Inhoudelijk brengt de advocaat naar voren dat cliënt aangeeft dat hij zijn verblijf in de instelling niet wil voortzetten. De advocaat pleit daarom voor afwijzing van het verzoek.

4.Beoordeling

4.1
Uit de overgelegde stukken en de mondelinge behandeling is gebleken dat cliënt lijdt aan een psychogeriatrische aandoening, te weten dementie, van het type Alzheimer.
4.2
Deze psychogeriatrische aandoening leidt tot ernstig nadeel. Dit ernstig nadeel bestaat uit levensgevaar, ernstig lichamelijk letsel, ernstige psychische schade, maatschappelijke teloorgang en de situatie dat de algemene veiligheid van personen of goederen in gevaar is.
Meer specifiek wordt hierbij in aanmerking genomen dat cliënt in de thuissituatie meermaals suïcidale uitlatingen heeft gedaan en hij de politie bedreigde met een glasscherf. Ook heeft cliënt in de thuissituatie (verbaal en fysiek) dreigend gedrag laten richting zijn echtgenote. In de thuissituatie bemoeide cliënt zich op straat bovendien met gesprekken, schreeuwde hij naar omstanders en was er sprake van wegloopgedrag en dwalen, waarbij cliënt door de politie moest worden teruggebracht naar huis.
In de instelling heeft cliënt vervolgens de nooddeur ingetrapt, waarbij hij zichzelf aan zijn hand verwondde en heeft hij onterecht de brandalarmkast op de afdeling stukgeslagen.
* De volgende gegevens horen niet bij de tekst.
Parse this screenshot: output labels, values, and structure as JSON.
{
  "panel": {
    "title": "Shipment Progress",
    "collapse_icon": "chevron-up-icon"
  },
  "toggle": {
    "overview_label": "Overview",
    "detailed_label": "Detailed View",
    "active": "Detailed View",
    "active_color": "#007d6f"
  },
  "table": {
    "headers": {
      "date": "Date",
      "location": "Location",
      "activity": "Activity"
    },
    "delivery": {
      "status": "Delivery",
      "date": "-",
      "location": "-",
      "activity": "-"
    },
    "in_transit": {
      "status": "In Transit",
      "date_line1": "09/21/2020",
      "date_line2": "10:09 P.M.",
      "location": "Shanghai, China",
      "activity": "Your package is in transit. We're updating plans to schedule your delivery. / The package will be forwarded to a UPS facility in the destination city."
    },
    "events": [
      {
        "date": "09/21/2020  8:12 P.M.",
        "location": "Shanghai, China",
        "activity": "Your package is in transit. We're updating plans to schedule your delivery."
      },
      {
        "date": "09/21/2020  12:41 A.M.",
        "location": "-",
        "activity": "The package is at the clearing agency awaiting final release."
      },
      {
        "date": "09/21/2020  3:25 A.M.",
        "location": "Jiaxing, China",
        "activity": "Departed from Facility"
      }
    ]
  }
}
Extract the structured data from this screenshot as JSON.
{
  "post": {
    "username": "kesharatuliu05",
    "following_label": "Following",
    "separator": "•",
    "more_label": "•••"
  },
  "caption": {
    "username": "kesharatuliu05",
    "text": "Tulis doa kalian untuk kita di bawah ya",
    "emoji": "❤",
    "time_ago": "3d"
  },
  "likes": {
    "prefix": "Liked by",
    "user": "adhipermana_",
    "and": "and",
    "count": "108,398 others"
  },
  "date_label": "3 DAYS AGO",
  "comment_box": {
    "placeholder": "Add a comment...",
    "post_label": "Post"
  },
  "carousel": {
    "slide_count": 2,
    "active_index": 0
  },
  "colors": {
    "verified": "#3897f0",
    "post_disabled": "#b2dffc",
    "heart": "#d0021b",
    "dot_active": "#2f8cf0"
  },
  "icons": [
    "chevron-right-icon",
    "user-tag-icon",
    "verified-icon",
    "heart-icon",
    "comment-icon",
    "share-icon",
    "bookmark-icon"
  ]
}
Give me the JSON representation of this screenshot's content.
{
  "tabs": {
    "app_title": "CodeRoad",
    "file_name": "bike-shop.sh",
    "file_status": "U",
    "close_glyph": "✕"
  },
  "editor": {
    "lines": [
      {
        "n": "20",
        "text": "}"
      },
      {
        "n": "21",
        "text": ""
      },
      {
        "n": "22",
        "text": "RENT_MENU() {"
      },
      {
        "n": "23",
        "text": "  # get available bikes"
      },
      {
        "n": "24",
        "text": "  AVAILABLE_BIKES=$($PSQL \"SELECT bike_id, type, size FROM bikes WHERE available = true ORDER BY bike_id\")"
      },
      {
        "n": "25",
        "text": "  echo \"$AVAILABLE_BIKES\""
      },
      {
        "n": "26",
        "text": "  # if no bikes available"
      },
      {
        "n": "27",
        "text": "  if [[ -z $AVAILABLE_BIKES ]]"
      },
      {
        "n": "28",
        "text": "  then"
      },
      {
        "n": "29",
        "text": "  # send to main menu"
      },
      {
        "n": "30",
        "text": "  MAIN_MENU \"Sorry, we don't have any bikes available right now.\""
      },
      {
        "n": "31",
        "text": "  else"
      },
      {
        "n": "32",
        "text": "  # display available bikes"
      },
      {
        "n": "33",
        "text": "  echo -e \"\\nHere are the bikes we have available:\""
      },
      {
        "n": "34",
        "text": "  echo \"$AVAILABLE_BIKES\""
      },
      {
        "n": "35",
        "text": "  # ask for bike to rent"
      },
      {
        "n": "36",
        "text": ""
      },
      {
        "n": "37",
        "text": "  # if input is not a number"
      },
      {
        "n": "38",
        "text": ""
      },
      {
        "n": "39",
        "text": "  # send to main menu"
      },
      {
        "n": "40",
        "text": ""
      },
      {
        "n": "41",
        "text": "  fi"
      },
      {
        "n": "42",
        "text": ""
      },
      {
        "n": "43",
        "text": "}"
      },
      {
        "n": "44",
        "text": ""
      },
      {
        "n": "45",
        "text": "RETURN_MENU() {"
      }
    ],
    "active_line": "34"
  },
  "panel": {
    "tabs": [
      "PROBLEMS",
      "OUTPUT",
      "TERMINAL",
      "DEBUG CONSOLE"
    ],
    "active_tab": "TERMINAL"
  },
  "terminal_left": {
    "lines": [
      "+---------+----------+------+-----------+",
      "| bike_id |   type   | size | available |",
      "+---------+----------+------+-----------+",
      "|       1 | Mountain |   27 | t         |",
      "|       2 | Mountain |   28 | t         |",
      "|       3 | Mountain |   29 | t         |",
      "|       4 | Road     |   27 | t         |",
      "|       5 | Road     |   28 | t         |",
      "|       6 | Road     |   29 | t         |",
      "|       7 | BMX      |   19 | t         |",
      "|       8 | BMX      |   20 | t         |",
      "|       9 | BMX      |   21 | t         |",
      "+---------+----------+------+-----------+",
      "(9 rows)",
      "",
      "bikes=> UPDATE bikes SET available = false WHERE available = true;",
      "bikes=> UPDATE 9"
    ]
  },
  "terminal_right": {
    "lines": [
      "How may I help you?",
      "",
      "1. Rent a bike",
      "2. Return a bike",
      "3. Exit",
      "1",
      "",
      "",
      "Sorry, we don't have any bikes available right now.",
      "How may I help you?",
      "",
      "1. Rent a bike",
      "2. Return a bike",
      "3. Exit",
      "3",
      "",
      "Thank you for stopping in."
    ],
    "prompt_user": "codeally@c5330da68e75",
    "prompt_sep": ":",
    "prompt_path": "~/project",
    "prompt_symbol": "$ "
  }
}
Vanuit zijn achterdocht reageert cliënt prikkelbaar naar zijn omgeving toe.
4.3
De opname en het verblijf zijn noodzakelijk en geschikt om het ernstig nadeel te voorkomen of af te wenden, nu cliënt gelet op zijn problematiek gebaat is bij professionele 24-uurs zorg.
4.4
Er zijn geen minder ingrijpende mogelijkheden om het ernstig nadeel te voorkomen of af te wenden, aangezien cliënt in de thuissituatie alle bemoeienis (dagbehandeling, individuele begeleiding, thuiszorg maar ook medische zorg) weigerde.
4.5
Gebleken is dat cliënt zich verzet tegen de opname en het verblijf en dat dit verzet consistent van aard is. Cliënt blijft zoeken naar mogelijkheden om uit de instelling weg te lopen.
4.6
Gelet op het voorgaande is voldaan aan de criteria voor verlening van een rechterlijke machtiging tot opname en verblijf als bedoeld in de Wzd. De machtiging zal worden verleend voor de (verzochte) duur van 6 maanden.

5.Beslissing

De rechtbank:
verleent een machtiging tot opname en verblijf ten aanzien van
[betrokkene01], geboren op [geboortedatum01] 1941 te [geboorteplaats01] ,
bepaalt dat deze machtiging geldt tot en met uiterlijk 11 maart 2024.
Deze beschikking is mondeling gegeven door mr. Phillips, rechter en in het openbaar uitgesproken op 11 september 2023 in tegenwoordigheid van Van Dongen als griffier, en op 18 september 2023 schriftelijk uitgewerkt en ondertekend.

Tegen deze beschikking staat het rechtsmiddel van cassatie open.